When We Have to Wait

James 1:17
Every generous act of giving, with every perfect gift, is from above, coming down from the Father of lights, with whom there is no variation or shadow due to change.

I’d like to say that I hate to waste time. I mean, I can sit in meetings and fume at how slow everything goes and what inane questions others ask. I can be just as impatient with Father God Who is — according to my way of thinking — working much too slowly and holding me back from my life’s ambitions.

The fact is, I hate to wait. But, if I am truly honest, it’s more that I want to control my time and my efforts. I want to lallygag and waste time when I want to

do it and I want to get moving and get things done on my own terms. What I’m beginning to realize is that God often gives us “down time” as a gift, as a time for us to turn from the busyness of our own lives (and our own agendas) to, instead, focus on Him (which is what we should have been doing in the first place) or to prepare us for the unseen times ahead. In fact, what I see as hindrances to my plans (and to what I think are His plans) may actually be His working in my life to refocus me on His priorities and His will, rather than my own.

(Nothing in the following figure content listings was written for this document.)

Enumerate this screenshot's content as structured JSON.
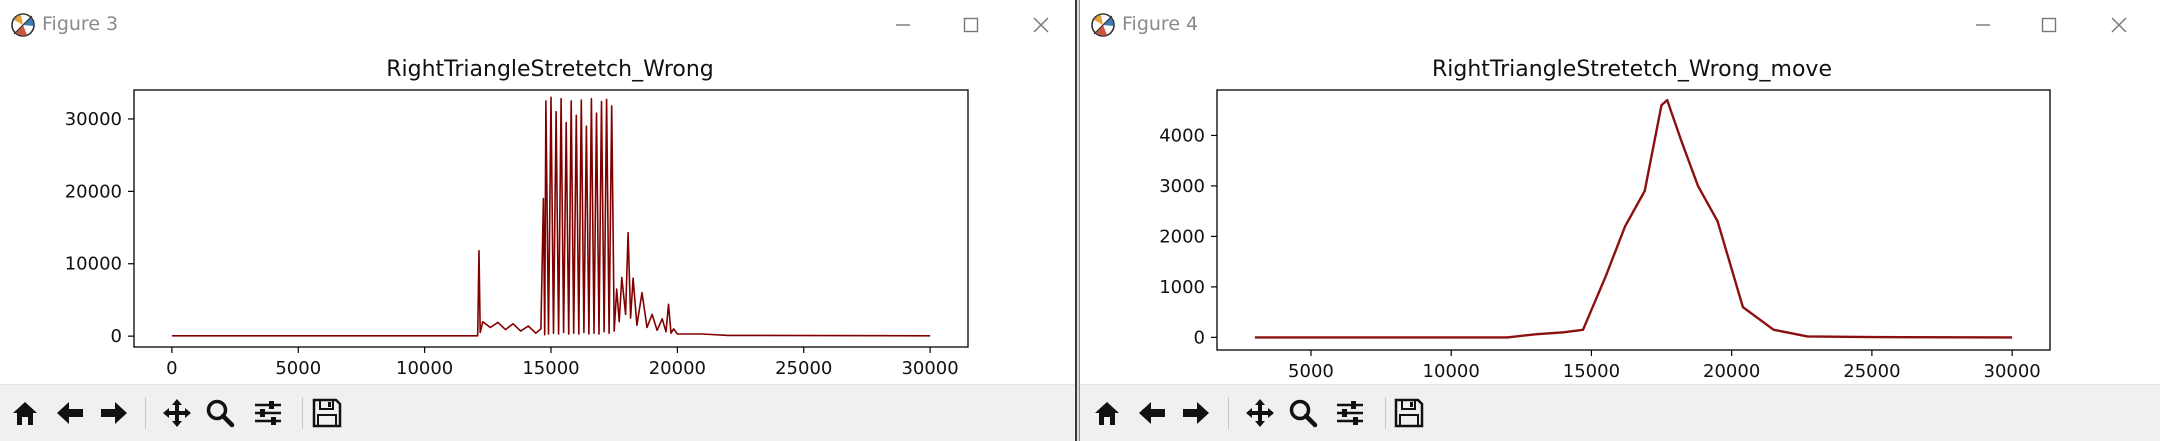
{
  "windows": [
    {
      "title": "Figure 3",
      "chart_data": {
        "type": "line",
        "title": "RightTriangleStretetch_Wrong",
        "xlabel": "",
        "ylabel": "",
        "xlim": [
          -1500,
          31500
        ],
        "ylim": [
          -1500,
          34000
        ],
        "xticks": [
          0,
          5000,
          10000,
          15000,
          20000,
          25000,
          30000
        ],
        "yticks": [
          0,
          10000,
          20000,
          30000
        ],
        "xtick_labels": [
          "0",
          "5000",
          "10000",
          "15000",
          "20000",
          "25000",
          "30000"
        ],
        "ytick_labels": [
          "0",
          "10000",
          "20000",
          "30000"
        ],
        "color": "#800000",
        "series": [
          {
            "values": [
              [
                0,
                50
              ],
              [
                12100,
                50
              ],
              [
                12150,
                11800
              ],
              [
                12200,
                500
              ],
              [
                12300,
                2000
              ],
              [
                12600,
                1200
              ],
              [
                12900,
                1900
              ],
              [
                13200,
                900
              ],
              [
                13500,
                1700
              ],
              [
                13800,
                700
              ],
              [
                14100,
                1400
              ],
              [
                14400,
                400
              ],
              [
                14600,
                1000
              ],
              [
                14700,
                19000
              ],
              [
                14750,
                200
              ],
              [
                14800,
                32500
              ],
              [
                14900,
                300
              ],
              [
                15000,
                33000
              ],
              [
                15100,
                400
              ],
              [
                15200,
                31000
              ],
              [
                15300,
                300
              ],
              [
                15400,
                32800
              ],
              [
                15500,
                500
              ],
              [
                15600,
                29500
              ],
              [
                15700,
                300
              ],
              [
                15800,
                32500
              ],
              [
                15900,
                400
              ],
              [
                16000,
                30500
              ],
              [
                16100,
                300
              ],
              [
                16200,
                32600
              ],
              [
                16300,
                500
              ],
              [
                16400,
                29000
              ],
              [
                16500,
                300
              ],
              [
                16600,
                32800
              ],
              [
                16700,
                400
              ],
              [
                16800,
                30800
              ],
              [
                16900,
                300
              ],
              [
                17000,
                32400
              ],
              [
                17100,
                600
              ],
              [
                17200,
                32700
              ],
              [
                17300,
                400
              ],
              [
                17400,
                31800
              ],
              [
                17500,
                700
              ],
              [
                17600,
                6500
              ],
              [
                17700,
                2000
              ],
              [
                17800,
                8100
              ],
              [
                17950,
                3000
              ],
              [
                18050,
                14300
              ],
              [
                18150,
                2500
              ],
              [
                18250,
                8000
              ],
              [
                18400,
                1500
              ],
              [
                18600,
                6000
              ],
              [
                18800,
                1200
              ],
              [
                19000,
                3000
              ],
              [
                19200,
                800
              ],
              [
                19400,
                2400
              ],
              [
                19550,
                600
              ],
              [
                19650,
                4400
              ],
              [
                19750,
                400
              ],
              [
                19850,
                1000
              ],
              [
                20000,
                300
              ],
              [
                21000,
                300
              ],
              [
                22000,
                100
              ],
              [
                30000,
                50
              ]
            ]
          }
        ]
      }
    },
    {
      "title": "Figure 4",
      "chart_data": {
        "type": "line",
        "title": "RightTriangleStretetch_Wrong_move",
        "xlabel": "",
        "ylabel": "",
        "xlim": [
          1650,
          31350
        ],
        "ylim": [
          -250,
          4900
        ],
        "xticks": [
          5000,
          10000,
          15000,
          20000,
          25000,
          30000
        ],
        "yticks": [
          0,
          1000,
          2000,
          3000,
          4000
        ],
        "xtick_labels": [
          "5000",
          "10000",
          "15000",
          "20000",
          "25000",
          "30000"
        ],
        "ytick_labels": [
          "0",
          "1000",
          "2000",
          "3000",
          "4000"
        ],
        "color": "#8b1010",
        "series": [
          {
            "values": [
              [
                3000,
                0
              ],
              [
                12000,
                0
              ],
              [
                13000,
                60
              ],
              [
                14000,
                100
              ],
              [
                14700,
                150
              ],
              [
                15500,
                1200
              ],
              [
                16200,
                2200
              ],
              [
                16900,
                2900
              ],
              [
                17500,
                4600
              ],
              [
                17700,
                4700
              ],
              [
                18200,
                3900
              ],
              [
                18800,
                3000
              ],
              [
                19500,
                2300
              ],
              [
                20400,
                600
              ],
              [
                21500,
                150
              ],
              [
                22700,
                20
              ],
              [
                25000,
                5
              ],
              [
                30000,
                0
              ]
            ]
          }
        ]
      }
    }
  ]
}
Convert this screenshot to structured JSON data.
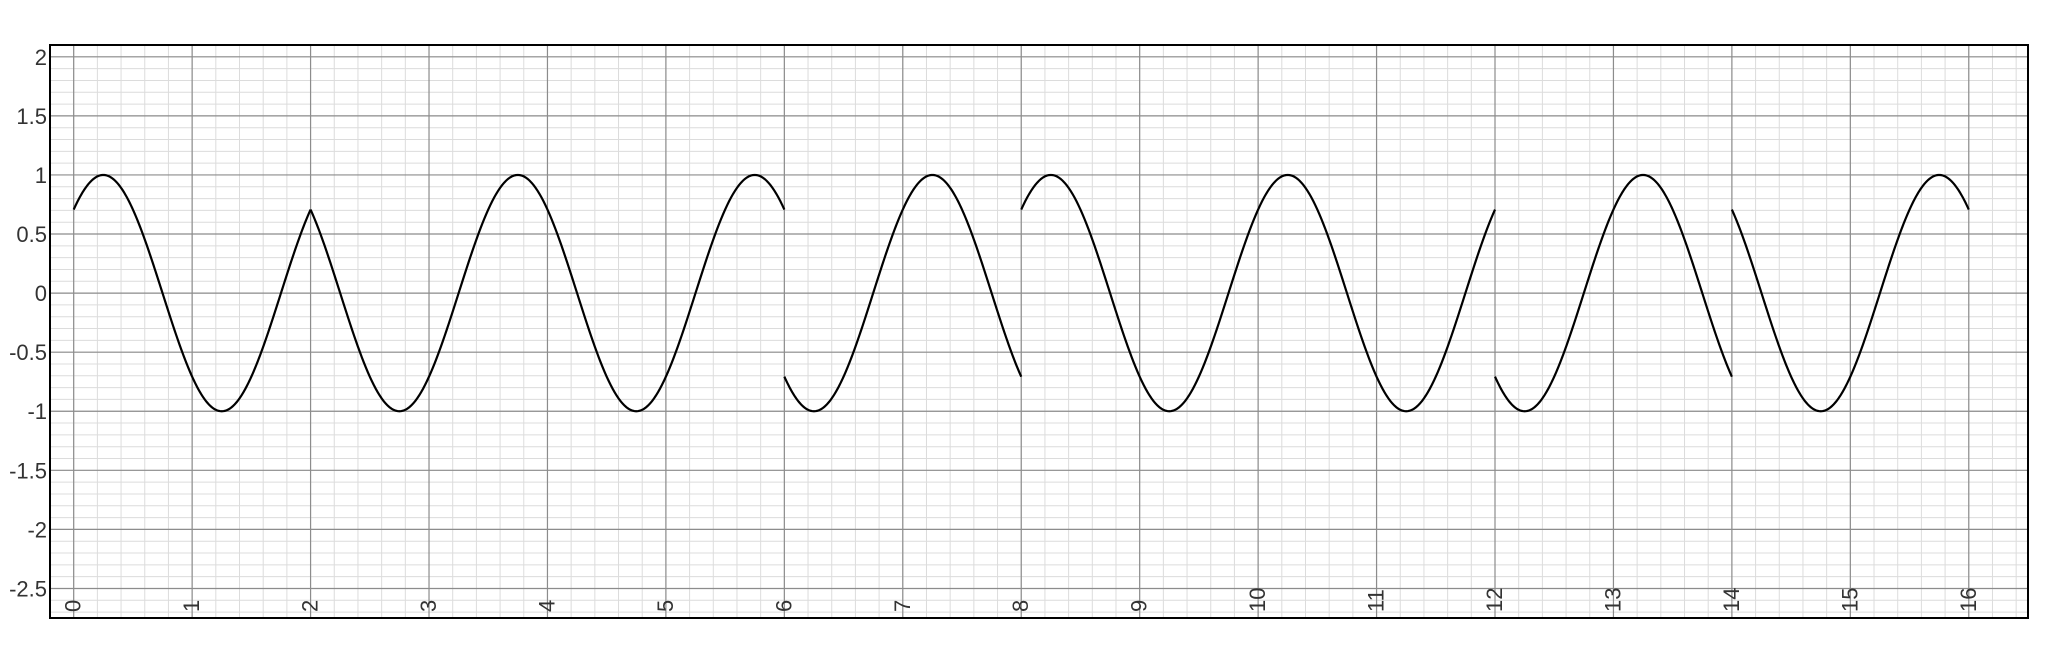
{
  "chart_data": {
    "type": "line",
    "title": "",
    "xlabel": "",
    "ylabel": "",
    "xlim": [
      -0.2,
      16.5
    ],
    "ylim": [
      -2.75,
      2.1
    ],
    "x_ticks": [
      "0",
      "1",
      "2",
      "3",
      "4",
      "5",
      "6",
      "7",
      "8",
      "9",
      "10",
      "11",
      "12",
      "13",
      "14",
      "15",
      "16"
    ],
    "y_ticks": [
      "2",
      "1.5",
      "1",
      "0.5",
      "0",
      "-0.5",
      "-1",
      "-1.5",
      "-2",
      "-2.5"
    ],
    "grid": true,
    "minor_grid_step": 0.2,
    "minor_grid_step_y": 0.1,
    "legend": "none",
    "series": [
      {
        "formula": "sin(pi*x + phase)",
        "segments": [
          {
            "x": [
              0,
              2
            ],
            "phase": 0.7854
          },
          {
            "x": [
              2,
              6
            ],
            "phase": 2.3562
          },
          {
            "x": [
              6,
              8
            ],
            "phase": 3.927
          },
          {
            "x": [
              8,
              12
            ],
            "phase": 0.7854
          },
          {
            "x": [
              12,
              14
            ],
            "phase": 3.927
          },
          {
            "x": [
              14,
              16
            ],
            "phase": 2.3562
          }
        ]
      }
    ],
    "colors": {
      "line": "#000000",
      "major_grid": "#8c8c8c",
      "minor_grid": "#dcdcdc",
      "frame": "#000000",
      "labels": "#333333"
    }
  }
}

I know that God works everything for my good according to His own will and His infinite resources (Romans 8:28). I also know that everything He gives to me is perfect according to His holy character. But in those times when I seem to be thwarted in my own designs, it’s difficult to give up my dreams and plans in order to understand that He is working His will in my life.

In a nutshell, it’s often hard to wait.

Over the past years, American society has seen enormous financial changes. People who were firmly on career tracks are unemployed. Many who were happily settled in their homes are now renting elsewhere. Retirement plans are adrift. There are those who are wondering if God forgot us? Or if this some kind of punishment for social sins? And yet, what if it is neither? What if this seeming upheaval is simply His perfect gift of time and refocus so that we can again look to Him instead of ourselves for our riches?

A. W. Tozer wrote: “Earthly riches cannot procure human happiness.” And while all of us would heartily agree, likely many of our errant thoughts run to the idea of somehow getting “just enough” money to live worry-free. A better job. Winning the lottery. Receiving an inheritance. Watching the stock market soar. When, in fact, happiness cannot — cannot — be tied to happiness because happiness only come with shalom — peace with God. And money cannot buy that.

Unfortunately, so much of our contemporary doctrine focuses upon having a “perfect” life here and now: good health, prosperity, the American dream (our own home and a chicken in the pot on Sunday afternoon). And we can become so centered on asking God for these things that we forget our entire purpose in life: to go into the world and preach the gospel. Our job isn’t to provide for us; that’s God’s job. OurJob is to tell others of His marvelous grace, mercy, and love. Our job is to warn others of their future while God takes care of our present. The fact is, every encounter that we have in life should have only one purpose: to look for that opportunity to share the gospel. We often pray in church for God to bring in those who would come to hear the message. We’ve got it all backwards. We need to go out and share, invite, love, and witness. If we do that, God will very perfectly take care to give us every gift that we need for everything else.